Reducing Forced Dichotomies

We live in a country where everything becomes a forced dichotomy. If you don’t agree with the CDC’s vax schedule, you’re lumped in with the anti-vax crowd. If you avoid seed oils, you’re labeled anti-science. Let people make their own decisions. Give them all the information as best you can, and don’t force them to follow decisions based on information that’s not beyond reasonable doubt.

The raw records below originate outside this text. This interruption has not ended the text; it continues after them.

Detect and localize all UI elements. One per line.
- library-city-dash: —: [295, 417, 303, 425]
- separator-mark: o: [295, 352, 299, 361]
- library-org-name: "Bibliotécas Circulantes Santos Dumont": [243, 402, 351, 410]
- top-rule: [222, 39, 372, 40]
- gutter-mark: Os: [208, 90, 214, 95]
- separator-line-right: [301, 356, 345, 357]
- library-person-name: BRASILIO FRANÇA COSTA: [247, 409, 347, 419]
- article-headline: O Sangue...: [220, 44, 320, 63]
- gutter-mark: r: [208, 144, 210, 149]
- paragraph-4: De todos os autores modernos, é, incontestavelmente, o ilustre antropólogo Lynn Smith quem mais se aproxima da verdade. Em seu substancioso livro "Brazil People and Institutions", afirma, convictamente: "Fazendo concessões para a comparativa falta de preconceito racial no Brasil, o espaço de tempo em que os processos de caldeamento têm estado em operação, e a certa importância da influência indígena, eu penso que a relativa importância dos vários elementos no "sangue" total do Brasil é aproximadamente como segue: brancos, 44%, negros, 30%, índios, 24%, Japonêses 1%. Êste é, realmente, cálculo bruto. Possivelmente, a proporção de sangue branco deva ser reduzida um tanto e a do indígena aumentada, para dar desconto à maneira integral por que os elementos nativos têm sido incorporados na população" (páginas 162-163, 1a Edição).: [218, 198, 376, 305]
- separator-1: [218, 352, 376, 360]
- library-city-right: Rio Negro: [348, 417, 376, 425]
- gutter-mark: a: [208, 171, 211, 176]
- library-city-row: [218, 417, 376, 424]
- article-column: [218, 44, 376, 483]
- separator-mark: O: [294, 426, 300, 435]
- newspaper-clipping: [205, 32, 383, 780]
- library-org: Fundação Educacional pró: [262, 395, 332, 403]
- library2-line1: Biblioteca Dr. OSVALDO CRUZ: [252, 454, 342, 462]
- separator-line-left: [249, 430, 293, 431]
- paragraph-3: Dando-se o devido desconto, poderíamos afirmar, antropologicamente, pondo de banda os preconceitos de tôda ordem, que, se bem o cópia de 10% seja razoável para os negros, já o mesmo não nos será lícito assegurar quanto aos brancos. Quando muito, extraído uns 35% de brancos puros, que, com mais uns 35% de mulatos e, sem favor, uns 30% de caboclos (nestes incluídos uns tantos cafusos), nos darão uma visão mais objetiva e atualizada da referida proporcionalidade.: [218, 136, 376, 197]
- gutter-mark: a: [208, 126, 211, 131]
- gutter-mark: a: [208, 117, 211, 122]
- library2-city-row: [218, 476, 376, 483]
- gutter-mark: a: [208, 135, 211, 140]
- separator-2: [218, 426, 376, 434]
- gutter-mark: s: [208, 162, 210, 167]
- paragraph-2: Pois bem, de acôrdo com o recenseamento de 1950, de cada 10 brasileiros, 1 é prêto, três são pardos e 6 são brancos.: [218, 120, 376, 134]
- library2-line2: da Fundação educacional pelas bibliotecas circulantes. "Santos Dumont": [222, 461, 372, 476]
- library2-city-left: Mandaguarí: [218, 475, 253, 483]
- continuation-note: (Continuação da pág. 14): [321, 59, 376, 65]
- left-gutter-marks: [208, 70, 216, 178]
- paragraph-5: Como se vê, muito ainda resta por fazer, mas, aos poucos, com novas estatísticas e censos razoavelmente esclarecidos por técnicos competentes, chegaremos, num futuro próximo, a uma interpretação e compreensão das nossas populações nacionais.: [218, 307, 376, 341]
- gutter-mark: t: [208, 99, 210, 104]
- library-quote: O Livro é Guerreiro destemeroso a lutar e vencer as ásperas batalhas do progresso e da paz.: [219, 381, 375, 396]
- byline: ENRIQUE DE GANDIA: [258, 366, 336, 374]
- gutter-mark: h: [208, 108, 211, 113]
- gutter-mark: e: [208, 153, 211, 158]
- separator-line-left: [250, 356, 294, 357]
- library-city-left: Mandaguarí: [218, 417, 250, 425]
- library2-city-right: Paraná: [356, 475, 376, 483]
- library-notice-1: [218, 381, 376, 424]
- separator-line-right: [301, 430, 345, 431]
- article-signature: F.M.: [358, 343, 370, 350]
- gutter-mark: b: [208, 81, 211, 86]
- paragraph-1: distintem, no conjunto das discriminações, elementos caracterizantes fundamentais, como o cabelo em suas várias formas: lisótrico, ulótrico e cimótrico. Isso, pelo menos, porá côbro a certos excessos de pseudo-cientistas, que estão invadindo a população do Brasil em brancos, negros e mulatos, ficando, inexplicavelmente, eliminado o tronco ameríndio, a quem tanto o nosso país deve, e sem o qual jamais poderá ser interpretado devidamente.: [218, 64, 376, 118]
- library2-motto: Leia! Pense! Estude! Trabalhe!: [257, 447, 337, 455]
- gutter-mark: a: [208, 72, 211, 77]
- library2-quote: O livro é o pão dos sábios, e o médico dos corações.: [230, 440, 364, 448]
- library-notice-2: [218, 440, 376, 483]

Rebuilding Trust in Experts and Institutions

To restore trust in experts and institutions, we need to pull back their ability to have such a pervasive effect on individuals’ lives. Let them excel at what they do best: conducting research that requires insanely specialized knowledge. Then let those who are good at disseminating that information do so. Cut back on policy-making power tied directly to these experts’ findings. What sours people’s opinions of experts isn’t the data they produce, it’s their ability to force a certain risk tolerance onto everyone else.

Again, Sam Harris did the thing where he talks about a problem, but leaves the solutions lacking. I agree that we should have some level of trust in institutions, we cannot except everyone to become an expert on everything. But don’t ignore personal preference on risk tolerance, I believe that is truly what people care about the most in these situations. Telling them they’re not qualified to make a decision about their own risk tolerances will do nothing but harm the institutions further.